Bradley’s work with Shelby Valley High School students has also generated buzz around the country. Earlier this month, TEDx hosted its first Appalachian event in TEDxCorbin, where Shelby Valley High student Olivia Thornsbury spoke about her classmates’ work growing non-GMO, chemical-free produce in AppHarvest’s container unit.

The project has inspired strong passion in several Shelby Valley High students.

“Kids have been showing up an hour and a half before school, 6:30 in the morning,” Webb said. “School’s been canceled because of snow days – they’re still showing up. The passion is there. It’s real.”

“We’re gonna build the largest greenhouses in the country in Eastern Kentucky, but steel and glass is not gonna define AppHarvest,” Webb added. “It’s the people of the region… It’s not just us building this. It’s gonna take off like wildfire.”

Webb described AppHarvest’s Kentuckian-centric vision as both “warm and fuzzy” and “a smart business move.” He said valuable human resources have been ignored for too long, in part because investors see areas like Eastern Kentucky as “coal country” and little else.

“Coal did not power our country,” Webb said. “Coal is, in essence, a black piece of material inside the earth.
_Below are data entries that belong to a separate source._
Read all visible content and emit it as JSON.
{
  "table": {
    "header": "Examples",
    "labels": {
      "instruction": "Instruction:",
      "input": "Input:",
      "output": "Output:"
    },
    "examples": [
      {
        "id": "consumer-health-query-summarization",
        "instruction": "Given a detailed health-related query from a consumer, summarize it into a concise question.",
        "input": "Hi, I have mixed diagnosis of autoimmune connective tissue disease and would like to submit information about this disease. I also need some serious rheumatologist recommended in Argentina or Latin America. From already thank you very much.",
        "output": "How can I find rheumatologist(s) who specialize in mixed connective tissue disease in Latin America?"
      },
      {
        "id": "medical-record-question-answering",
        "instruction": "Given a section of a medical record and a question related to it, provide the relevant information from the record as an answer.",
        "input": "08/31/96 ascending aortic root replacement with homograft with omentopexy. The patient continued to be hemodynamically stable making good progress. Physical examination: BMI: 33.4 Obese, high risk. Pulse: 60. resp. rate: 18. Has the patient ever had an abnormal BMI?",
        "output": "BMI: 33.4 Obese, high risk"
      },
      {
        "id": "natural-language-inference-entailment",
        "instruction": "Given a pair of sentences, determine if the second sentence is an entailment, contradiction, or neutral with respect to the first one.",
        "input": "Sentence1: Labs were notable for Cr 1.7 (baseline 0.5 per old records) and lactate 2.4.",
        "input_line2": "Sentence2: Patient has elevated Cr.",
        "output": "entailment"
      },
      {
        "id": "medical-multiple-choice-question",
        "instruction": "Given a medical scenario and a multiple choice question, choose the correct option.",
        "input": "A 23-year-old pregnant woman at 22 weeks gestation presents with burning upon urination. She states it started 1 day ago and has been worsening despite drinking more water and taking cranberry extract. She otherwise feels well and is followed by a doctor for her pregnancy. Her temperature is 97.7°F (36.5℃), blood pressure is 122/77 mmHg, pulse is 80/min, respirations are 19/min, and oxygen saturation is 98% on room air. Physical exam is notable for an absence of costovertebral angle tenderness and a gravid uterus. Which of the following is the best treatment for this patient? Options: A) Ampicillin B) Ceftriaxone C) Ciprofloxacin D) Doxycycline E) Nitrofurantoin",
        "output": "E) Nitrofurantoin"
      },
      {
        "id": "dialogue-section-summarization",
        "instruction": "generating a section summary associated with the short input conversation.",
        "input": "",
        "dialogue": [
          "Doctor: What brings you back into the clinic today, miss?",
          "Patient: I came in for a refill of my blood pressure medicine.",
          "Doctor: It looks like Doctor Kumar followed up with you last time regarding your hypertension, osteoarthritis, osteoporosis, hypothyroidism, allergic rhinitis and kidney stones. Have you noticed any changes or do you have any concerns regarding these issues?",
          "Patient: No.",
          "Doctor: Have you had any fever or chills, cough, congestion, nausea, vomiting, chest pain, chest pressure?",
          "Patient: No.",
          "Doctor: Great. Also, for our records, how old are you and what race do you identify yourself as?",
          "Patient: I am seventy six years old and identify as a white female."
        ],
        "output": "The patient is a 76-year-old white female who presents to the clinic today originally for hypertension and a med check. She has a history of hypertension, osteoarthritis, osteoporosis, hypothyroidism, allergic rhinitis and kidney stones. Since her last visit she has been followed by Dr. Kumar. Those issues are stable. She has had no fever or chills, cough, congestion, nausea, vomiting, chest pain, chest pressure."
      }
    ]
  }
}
It’s the people in those communities that extracted the coal that powered the country. Those are some of the hardest-working men and women in our country.”
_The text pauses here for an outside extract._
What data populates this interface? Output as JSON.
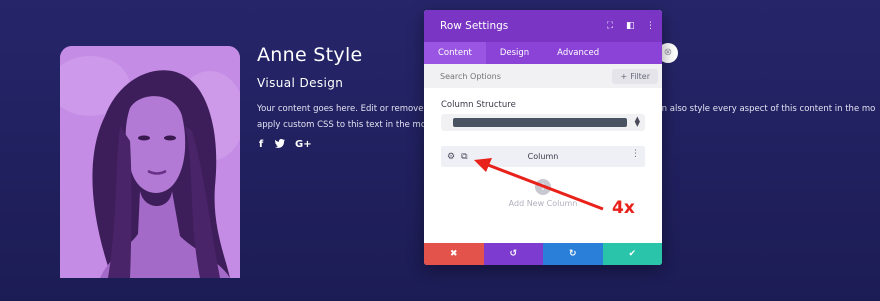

A Kentucky native and graduate of UK’s Gatton College of Business, Webb has seen firsthand the negative effects of unemployment in underserved areas of the state. He said some of these struggles have arisen from a “coordinated effort” to shrink the coal industry from the outside.

“To me, the problem is that the biggest governmental groups across the country and around the world refused to put the resources on the ground in the region to understand the effects of what their campaigns did,” Webb said. “It’s easy for people to sit on the outside and destroy the coal communities that power this country. What’s hard to do is… work together to build something.”

“Something” for Webb and Bradley is AppHarvest. But they can’t do it alone.

“AppHarvest is not gonna be a silver bullet,” Webb said. “We do need people inside of our state – young, passionate people – that don’t just leave our state… but stay inside of our state and re-imagine what’s possible. And let’s create something together.”